This update comes courtesy of my step-mum, who suggested that my dad booked a week off work to spend purely on the car! Thankfully, my girlfriend also thought it was a good idea, and so this is the culmination of a week’s work! The last full week I had on the car (back in November 2011!), we made loads of progress – would this week be as productive? Read on to find out!
As the suspension mounts have been moved onto the diff carrier, the mounting points needed reinforcement. The rear mounts had already been reinforced, so we did the fronts, they now bolt through some nice heavy box section.
Where we had to cut away the bulkhead for the water pipes off the back of the engine, this needed replacing, so a new panel was made up. Originally we planned for this to be removable to gain access to the water pipes – but with the engine so simple to take out (less than an hour), there’s really no point, so it’s welded in for no loss in strength.
It was always to plan, once we’d proved that the brakes/clutch worked OK to replace the temporarily made push-rods with new ones, made from a single piece of metal, rather than the extended temporary ones.
Being a 1967 (and, of course, for safety), it needs seat belts in the front. A pair of inertia-reel seatbelts have been fitted, which are much better than the original fixed belts!
Having had the car running and driving for a while (only as far as in/out of the garage, and on/off the trailer), we noticed that the coolant level was dropping, and the oil level was increasing… so, the engine/gearbox came out, and it had a pair of new head gaskets, a set of 24 valve stem seals, new lower inlet manifold gaskets, and new injector seals/filters.
Whilst the engine was out (hopefully for the last time for a while!), the bare metal and welds were given some protection.
Not having enough of a single colour in the cupboard, we mixed together 4 different colours: Mitsubishi Fiji Blue pearlescent, Mitsubishi Twilight Blue metallic, Ford Java Blue metallic and Vauxhall Lagoon Blue metallic. So even the paint is a hybrid of various makes! (The flash makes it look a little lighter than it is in daylight – that’s all the metallic/pearl bits catching the extra light from the flash)
I mentioned before the new connectors for the engine – there’s one of these on each side of the engine bay.
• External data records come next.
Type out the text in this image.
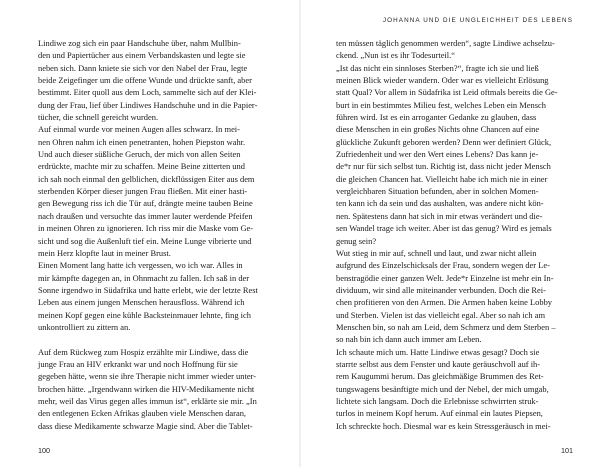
Lindiwe zog sich ein paar Handschuhe über, nahm Mullbin-
den und Papiertücher aus einem Verbandskasten und legte sie
neben sich. Dann kniete sie sich vor den Nabel der Frau, legte
beide Zeigefinger um die offene Wunde und drückte sanft, aber
bestimmt. Eiter quoll aus dem Loch, sammelte sich auf der Klei-
dung der Frau, lief über Lindiwes Handschuhe und in die Papier-
tücher, die schnell gereicht wurden.
Auf einmal wurde vor meinen Augen alles schwarz. In mei-
nen Ohren nahm ich einen penetranten, hohen Piepston wahr.
Und auch dieser süßliche Geruch, der mich von allen Seiten
erdrückte, machte mir zu schaffen. Meine Beine zitterten und
ich sah noch einmal den gelblichen, dickflüssigen Eiter aus dem
sterbenden Körper dieser jungen Frau fließen. Mit einer hasti-
gen Bewegung riss ich die Tür auf, drängte meine tauben Beine
nach draußen und versuchte das immer lauter werdende Pfeifen
in meinen Ohren zu ignorieren. Ich riss mir die Maske vom Ge-
sicht und sog die Außenluft tief ein. Meine Lunge vibrierte und
mein Herz klopfte laut in meiner Brust.
Einen Moment lang hatte ich vergessen, wo ich war. Alles in
mir kämpfte dagegen an, in Ohnmacht zu fallen. Ich saß in der
Sonne irgendwo in Südafrika und hatte erlebt, wie der letzte Rest
Leben aus einem jungen Menschen herausfloss. Während ich
meinen Kopf gegen eine kühle Backsteinmauer lehnte, fing ich
unkontrolliert zu zittern an.
Auf dem Rückweg zum Hospiz erzählte mir Lindiwe, dass die
junge Frau an HIV erkrankt war und noch Hoffnung für sie
gegeben hätte, wenn sie ihre Therapie nicht immer wieder unter-
brochen hätte. „Irgendwann wirken die HIV-Medikamente nicht
mehr, weil das Virus gegen alles immun ist“, erklärte sie mir. „In
den entlegenen Ecken Afrikas glauben viele Menschen daran,
dass diese Medikamente schwarze Magie sind. Aber die Tablet-
100
JOHANNA UND DIE UNGLEICHHEIT DES LEBENS
ten müssen täglich genommen werden“, sagte Lindiwe achselzu-
ckend. „Nun ist es ihr Todesurteil.“
„Ist das nicht ein sinnloses Sterben?“, fragte ich sie und ließ
meinen Blick wieder wandern. Oder war es vielleicht Erlösung
statt Qual? Vor allem in Südafrika ist Leid oftmals bereits die Ge-
burt in ein bestimmtes Milieu fest, welches Leben ein Mensch
führen wird. Ist es ein arroganter Gedanke zu glauben, dass
diese Menschen in ein großes Nichts ohne Chancen auf eine
glückliche Zukunft geboren werden? Denn wer definiert Glück,
Zufriedenheit und wer den Wert eines Lebens? Das kann je-
de*r nur für sich selbst tun. Richtig ist, dass nicht jeder Mensch
die gleichen Chancen hat. Vielleicht habe ich mich nie in einer
vergleichbaren Situation befunden, aber in solchen Momen-
ten kann ich da sein und das aushalten, was andere nicht kön-
nen. Spätestens dann hat sich in mir etwas verändert und die-
sen Wandel trage ich weiter. Aber ist das genug? Wird es jemals
genug sein?
Wut stieg in mir auf, schnell und laut, und zwar nicht allein
aufgrund des Einzelschicksals der Frau, sondern wegen der Le-
benstragödie einer ganzen Welt. Jede*r Einzelne ist mehr ein In-
dividuum, wir sind alle miteinander verbunden. Doch die Rei-
chen profitieren von den Armen. Die Armen haben keine Lobby
und Sterben. Vielen ist das vielleicht egal. Aber so nah ich am
Menschen bin, so nah am Leid, dem Schmerz und dem Sterben –
so nah bin ich dann auch immer am Leben.
Ich schaute mich um. Hatte Lindiwe etwas gesagt? Doch sie
starrte selbst aus dem Fenster und kaute geräuschvoll auf ih-
rem Kaugummi herum. Das gleichmäßige Brummen des Ret-
tungswagens besänftigte mich und der Nebel, der mich umgab,
lichtete sich langsam. Doch die Erlebnisse schwirrten struk-
turlos in meinem Kopf herum. Auf einmal ein lautes Piepsen,
Ich schreckte hoch. Diesmal war es kein Stressgeräusch in mei-
101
So to remove the engine, we simply needed to unclip these two.
All the wiring inside, now completed, has been tidied up, tucked properly under the dash, and a panel was made up to house the boost gauge & various switches (hazard warning, heated front screen, clutch servo solenoid and launch control)
Then came the moment of truth – an MOT test! With everything put together, checked and double-checked, we took it for a fresh pair of eyes to give it a thorough check over. A nervous wait followed whilst the tester looked, prodded, pulled and poked at everything they usually look at, prod, tug and poke during an MOT test.
He then wandered through into the testing area, and presented a piece of white paper (I miss the days of coloured paper, where you at knew what the result was from across the room without having to read it!) – “Refusal of an MOT Test Certificate” was what this one was not titled! Instead, it said proudly at the top of the sheet “MOT Test Certificate” 😀
Having sorted insurance a couple of hours earlier, I fired up the vehicle licencing page on my phone, and promptly taxed it and drove it back home!
So – how far has it now been driven? Well… back home… where we then proceeded to start on tidying up the bodywork! Having seen the blue in the engine bay, we decided that, as there was some bare metal that still needed protection, to give the whole car a blow over with our newly created colour. All the bits of surface rust have been ground back and treated, the holes for the side trim (which isn’t going back on) welded, ground back and filled over.
Next is to smooth back this filler, and give it a quick coat of primer & paint so it’s all a single colour, and protected for now – until it comes off the road again in a few months to be stripped back to a bare shell to have a full, proper fix of bodywork and paint.